Преступление, несколько подозреваемых и улики, разложенные по тексту. Короткие детективные истории, в которых можно обойти сыщика и найти разгадку первым. Новые дела появляются регулярно.

Коворкинг, или Как Никанорыч чуть в стартаперы не вышел

Никанорыч на пенсию вышел в аккурат перед Новым годом. Сорок лет у станка — фрезеровщик, шестой разряд, руки золотые, а характер... ну, скажем так: с характером. Проводили его с почетом, вручили часы (электронные, дрянь, через месяц встали) и грамоту. А дальше — тишина.

Первую неделю он чинил все, что в доме было. Кран, розетку, табуретку, соседке — швейную машинку тридцатого года. На второй неделе чинить стало нечего. На третьей он начал ходить по квартире и глядеть на жену так, будто и ее неплохо бы подтянуть, подкрутить, отрегулировать по месту.

— Иди, — сказала Зинаида. — Иди куда-нибудь. Христом-богом прошу.

Куда?

А тут внук Славик подвернулся. Парень неплохой, двадцать три года, только весь какой-то не пойми какой — мягкий, что ли. Работает. А где работает — толком не скажет. «Удаленно», говорит. «В айти». И деньги, между прочим, водятся: телефон себе взял дороже, чем дед за три месяца пенсии наберет.

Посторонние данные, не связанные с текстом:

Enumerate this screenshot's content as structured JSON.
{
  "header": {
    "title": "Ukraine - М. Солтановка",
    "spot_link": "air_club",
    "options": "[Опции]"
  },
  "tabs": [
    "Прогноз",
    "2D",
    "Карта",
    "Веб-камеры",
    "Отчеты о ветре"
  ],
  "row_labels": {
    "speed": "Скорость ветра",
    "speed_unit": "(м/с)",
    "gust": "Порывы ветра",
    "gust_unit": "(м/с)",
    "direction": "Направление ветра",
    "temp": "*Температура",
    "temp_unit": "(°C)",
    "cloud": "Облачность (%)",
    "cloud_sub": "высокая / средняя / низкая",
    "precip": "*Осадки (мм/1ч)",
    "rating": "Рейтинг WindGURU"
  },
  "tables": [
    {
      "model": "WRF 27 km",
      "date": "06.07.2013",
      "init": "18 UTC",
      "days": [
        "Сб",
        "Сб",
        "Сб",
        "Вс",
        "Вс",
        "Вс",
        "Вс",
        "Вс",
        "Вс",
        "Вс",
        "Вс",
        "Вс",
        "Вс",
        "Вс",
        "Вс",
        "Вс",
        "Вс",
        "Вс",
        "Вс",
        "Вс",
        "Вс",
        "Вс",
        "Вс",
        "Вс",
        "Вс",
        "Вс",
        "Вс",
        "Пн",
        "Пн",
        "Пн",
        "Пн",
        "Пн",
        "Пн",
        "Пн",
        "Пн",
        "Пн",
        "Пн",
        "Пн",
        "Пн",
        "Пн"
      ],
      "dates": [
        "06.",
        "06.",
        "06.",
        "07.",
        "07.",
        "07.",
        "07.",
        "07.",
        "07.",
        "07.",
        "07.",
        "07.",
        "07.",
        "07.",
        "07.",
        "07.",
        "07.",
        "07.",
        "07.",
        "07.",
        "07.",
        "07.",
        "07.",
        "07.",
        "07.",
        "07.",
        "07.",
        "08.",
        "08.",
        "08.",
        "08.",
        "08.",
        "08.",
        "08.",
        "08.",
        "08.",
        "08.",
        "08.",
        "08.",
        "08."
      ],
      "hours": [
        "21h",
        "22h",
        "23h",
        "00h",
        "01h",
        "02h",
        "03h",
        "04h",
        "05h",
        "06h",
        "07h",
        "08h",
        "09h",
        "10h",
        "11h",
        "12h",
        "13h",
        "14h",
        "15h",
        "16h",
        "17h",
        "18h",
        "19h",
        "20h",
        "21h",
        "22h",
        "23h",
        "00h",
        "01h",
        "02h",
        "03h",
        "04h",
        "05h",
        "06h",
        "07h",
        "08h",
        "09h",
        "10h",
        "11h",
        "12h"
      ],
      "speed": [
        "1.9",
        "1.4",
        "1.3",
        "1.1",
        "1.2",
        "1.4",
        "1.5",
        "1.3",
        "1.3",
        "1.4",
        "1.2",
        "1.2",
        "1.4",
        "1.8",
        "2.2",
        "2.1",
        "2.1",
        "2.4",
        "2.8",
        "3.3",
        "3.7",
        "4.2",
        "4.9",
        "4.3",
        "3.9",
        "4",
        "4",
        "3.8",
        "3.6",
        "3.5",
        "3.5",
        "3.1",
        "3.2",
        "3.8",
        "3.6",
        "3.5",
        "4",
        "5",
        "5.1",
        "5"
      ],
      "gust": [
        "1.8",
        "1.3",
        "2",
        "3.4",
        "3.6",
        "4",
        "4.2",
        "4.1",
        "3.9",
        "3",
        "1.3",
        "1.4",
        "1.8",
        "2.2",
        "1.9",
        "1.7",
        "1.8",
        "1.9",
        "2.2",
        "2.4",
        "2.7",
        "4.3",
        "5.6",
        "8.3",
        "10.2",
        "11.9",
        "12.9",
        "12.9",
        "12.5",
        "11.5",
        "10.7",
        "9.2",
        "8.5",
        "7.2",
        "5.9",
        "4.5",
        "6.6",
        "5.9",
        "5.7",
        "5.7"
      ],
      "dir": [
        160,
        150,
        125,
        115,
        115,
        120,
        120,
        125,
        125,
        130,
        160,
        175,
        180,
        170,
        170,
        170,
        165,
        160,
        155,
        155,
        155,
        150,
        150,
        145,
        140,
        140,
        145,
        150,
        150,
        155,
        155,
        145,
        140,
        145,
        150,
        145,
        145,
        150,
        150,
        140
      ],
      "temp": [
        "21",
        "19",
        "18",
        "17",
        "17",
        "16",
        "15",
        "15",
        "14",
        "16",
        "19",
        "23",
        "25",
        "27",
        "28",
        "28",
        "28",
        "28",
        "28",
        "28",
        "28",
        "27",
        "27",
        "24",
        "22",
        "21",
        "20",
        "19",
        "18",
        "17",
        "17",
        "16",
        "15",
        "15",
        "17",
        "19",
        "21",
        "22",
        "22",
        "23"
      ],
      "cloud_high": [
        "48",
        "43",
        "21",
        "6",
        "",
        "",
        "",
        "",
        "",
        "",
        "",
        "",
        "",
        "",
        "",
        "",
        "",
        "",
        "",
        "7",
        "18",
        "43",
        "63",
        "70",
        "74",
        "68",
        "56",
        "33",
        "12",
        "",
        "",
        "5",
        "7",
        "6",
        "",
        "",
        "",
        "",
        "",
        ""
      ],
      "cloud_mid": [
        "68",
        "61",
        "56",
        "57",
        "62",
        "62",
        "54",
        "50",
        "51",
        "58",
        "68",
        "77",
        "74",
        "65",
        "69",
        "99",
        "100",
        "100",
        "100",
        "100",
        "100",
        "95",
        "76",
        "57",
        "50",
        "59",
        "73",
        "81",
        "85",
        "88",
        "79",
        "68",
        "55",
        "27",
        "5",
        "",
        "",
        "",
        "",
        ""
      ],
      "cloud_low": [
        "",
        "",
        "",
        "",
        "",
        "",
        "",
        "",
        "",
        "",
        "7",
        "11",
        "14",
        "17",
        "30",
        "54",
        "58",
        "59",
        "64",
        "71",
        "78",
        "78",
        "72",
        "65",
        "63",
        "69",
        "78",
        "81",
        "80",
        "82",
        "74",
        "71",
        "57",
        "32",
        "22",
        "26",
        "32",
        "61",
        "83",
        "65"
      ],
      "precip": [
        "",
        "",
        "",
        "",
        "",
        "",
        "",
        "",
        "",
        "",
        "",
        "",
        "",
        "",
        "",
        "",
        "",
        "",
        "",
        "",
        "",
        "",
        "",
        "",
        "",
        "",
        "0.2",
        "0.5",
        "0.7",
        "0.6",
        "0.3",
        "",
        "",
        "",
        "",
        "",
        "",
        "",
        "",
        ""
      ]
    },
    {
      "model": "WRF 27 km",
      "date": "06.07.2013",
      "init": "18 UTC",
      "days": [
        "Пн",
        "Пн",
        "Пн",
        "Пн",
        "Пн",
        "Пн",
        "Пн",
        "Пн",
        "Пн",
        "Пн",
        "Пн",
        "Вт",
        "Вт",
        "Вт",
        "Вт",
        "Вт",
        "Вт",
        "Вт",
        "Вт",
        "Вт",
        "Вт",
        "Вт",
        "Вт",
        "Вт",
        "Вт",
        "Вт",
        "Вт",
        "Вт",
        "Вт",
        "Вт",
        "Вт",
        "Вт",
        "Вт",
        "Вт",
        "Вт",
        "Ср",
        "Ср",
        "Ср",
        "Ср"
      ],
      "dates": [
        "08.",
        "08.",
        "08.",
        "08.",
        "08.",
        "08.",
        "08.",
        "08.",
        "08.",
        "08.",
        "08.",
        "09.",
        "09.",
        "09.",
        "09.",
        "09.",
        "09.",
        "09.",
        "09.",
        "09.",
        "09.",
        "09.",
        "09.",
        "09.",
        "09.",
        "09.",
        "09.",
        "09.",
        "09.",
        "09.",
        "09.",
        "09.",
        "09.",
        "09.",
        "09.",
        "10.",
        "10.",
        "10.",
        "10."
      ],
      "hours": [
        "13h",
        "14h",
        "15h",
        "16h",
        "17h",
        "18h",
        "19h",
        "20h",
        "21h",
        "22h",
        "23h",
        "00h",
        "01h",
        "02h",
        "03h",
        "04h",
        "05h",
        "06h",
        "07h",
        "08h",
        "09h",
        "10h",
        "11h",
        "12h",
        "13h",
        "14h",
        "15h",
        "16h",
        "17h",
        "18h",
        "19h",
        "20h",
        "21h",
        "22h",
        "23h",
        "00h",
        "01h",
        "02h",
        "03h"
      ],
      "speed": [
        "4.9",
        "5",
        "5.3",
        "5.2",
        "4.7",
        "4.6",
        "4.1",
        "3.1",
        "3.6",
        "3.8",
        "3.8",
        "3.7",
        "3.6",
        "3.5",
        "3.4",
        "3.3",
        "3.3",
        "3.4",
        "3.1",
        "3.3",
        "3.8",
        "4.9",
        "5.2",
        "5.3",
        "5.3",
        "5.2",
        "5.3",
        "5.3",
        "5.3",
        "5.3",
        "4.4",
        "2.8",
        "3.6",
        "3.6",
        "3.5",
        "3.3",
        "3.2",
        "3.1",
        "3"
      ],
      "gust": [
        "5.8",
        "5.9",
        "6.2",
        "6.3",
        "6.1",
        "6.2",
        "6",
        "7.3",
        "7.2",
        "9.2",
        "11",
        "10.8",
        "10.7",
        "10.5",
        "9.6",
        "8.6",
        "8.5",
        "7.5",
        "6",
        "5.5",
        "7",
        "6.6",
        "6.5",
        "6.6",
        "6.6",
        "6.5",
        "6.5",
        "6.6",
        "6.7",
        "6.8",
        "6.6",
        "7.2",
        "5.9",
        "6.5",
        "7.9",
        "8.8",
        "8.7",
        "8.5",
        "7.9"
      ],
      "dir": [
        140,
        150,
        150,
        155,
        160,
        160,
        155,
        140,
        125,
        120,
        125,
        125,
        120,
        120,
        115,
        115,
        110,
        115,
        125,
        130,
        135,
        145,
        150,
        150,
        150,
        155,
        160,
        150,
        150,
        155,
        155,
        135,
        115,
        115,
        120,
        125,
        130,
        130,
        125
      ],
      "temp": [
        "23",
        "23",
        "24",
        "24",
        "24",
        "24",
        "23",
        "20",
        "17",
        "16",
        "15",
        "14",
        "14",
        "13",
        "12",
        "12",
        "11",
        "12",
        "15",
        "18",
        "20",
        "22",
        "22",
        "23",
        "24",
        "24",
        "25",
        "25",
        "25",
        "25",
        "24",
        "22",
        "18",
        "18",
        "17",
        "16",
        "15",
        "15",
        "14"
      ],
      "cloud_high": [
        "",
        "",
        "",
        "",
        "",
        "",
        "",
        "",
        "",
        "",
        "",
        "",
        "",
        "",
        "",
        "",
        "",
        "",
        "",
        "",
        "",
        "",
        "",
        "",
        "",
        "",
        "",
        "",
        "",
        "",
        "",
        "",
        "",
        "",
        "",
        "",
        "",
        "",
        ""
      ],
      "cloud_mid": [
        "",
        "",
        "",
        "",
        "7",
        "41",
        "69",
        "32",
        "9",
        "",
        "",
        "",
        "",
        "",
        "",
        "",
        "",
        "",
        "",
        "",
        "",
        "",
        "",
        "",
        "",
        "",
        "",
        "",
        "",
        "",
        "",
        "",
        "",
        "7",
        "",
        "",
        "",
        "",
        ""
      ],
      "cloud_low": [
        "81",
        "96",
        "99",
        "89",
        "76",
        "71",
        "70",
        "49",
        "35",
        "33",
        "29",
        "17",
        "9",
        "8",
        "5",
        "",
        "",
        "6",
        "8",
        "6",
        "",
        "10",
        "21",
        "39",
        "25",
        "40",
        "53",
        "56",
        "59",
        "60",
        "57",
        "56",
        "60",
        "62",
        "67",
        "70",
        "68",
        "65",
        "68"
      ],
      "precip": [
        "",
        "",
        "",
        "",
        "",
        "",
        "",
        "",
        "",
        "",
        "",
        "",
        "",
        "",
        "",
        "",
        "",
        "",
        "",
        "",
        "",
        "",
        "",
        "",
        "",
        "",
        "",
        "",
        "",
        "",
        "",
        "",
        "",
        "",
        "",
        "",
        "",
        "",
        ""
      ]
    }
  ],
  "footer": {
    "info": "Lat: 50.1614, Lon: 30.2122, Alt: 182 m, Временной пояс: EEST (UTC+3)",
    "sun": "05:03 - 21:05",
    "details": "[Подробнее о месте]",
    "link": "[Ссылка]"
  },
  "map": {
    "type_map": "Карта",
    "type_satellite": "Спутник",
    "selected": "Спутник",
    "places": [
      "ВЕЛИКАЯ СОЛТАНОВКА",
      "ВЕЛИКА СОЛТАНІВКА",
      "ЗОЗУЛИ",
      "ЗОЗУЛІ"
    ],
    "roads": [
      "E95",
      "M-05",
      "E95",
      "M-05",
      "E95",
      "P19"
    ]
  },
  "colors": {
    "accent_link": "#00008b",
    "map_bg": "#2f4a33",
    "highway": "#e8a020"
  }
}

— Как это — удаленно? — допытывался Никанорыч. — Ты ж каждое утро с рюкзачком куда-то чешешь.

— В коворкинг, деда.

— Куда-куда?

— Ну, место такое. Приходишь, садишься, работаешь. Пятьсот рублей день. Столы, вайфай, кофе бесплатный, печеньки.

Вот это Никанорыча и подкосило. Печеньки. Он это слово повторил вслух, будто на зуб попробовал.

— Пятьсот рублей, чтоб посидеть?

— За место, деда.

— За воздух, значит. Пойдем. Погляжу я на твой ковролин.

— Коворкинг.

— Один леший.

Пошли. Здание в центре, стеклянное, бывшая фабрика — Никанорыч еще помнил, как тут ткани делали, живые люди, гул, мазут. Теперь — тишина, пуфики и запах кофе. Славик заплатил за деда пятьсот рублей. Никанорыч эту бумажку провожал глазами до самого исчезновения; будто родного человека в землю опускал.

Сел. Осмотрелся.

Ну и картина, я вам доложу. Парень в наушниках сам с собой разговаривает — руками машет, спорит, кому-то доказывает, а рядом — никого. Девушка с волосами розовыми, как вата на палочке, лежит в мешке с горохом и в потолок смотрит. Двое над одной картинкой на экране сидят третий час — двигают квадратик туда-сюда, туда-сюда. И все серьезные. Лица важные. Государственные лица.

Никанорыч крепился минут двадцать. Потом не выдержал.

— Слав. А работают-то они когда?

— Так работают, деда.

— Это? — Никанорыч кивнул на парня, который все махал. — Он же с воздухом ругается.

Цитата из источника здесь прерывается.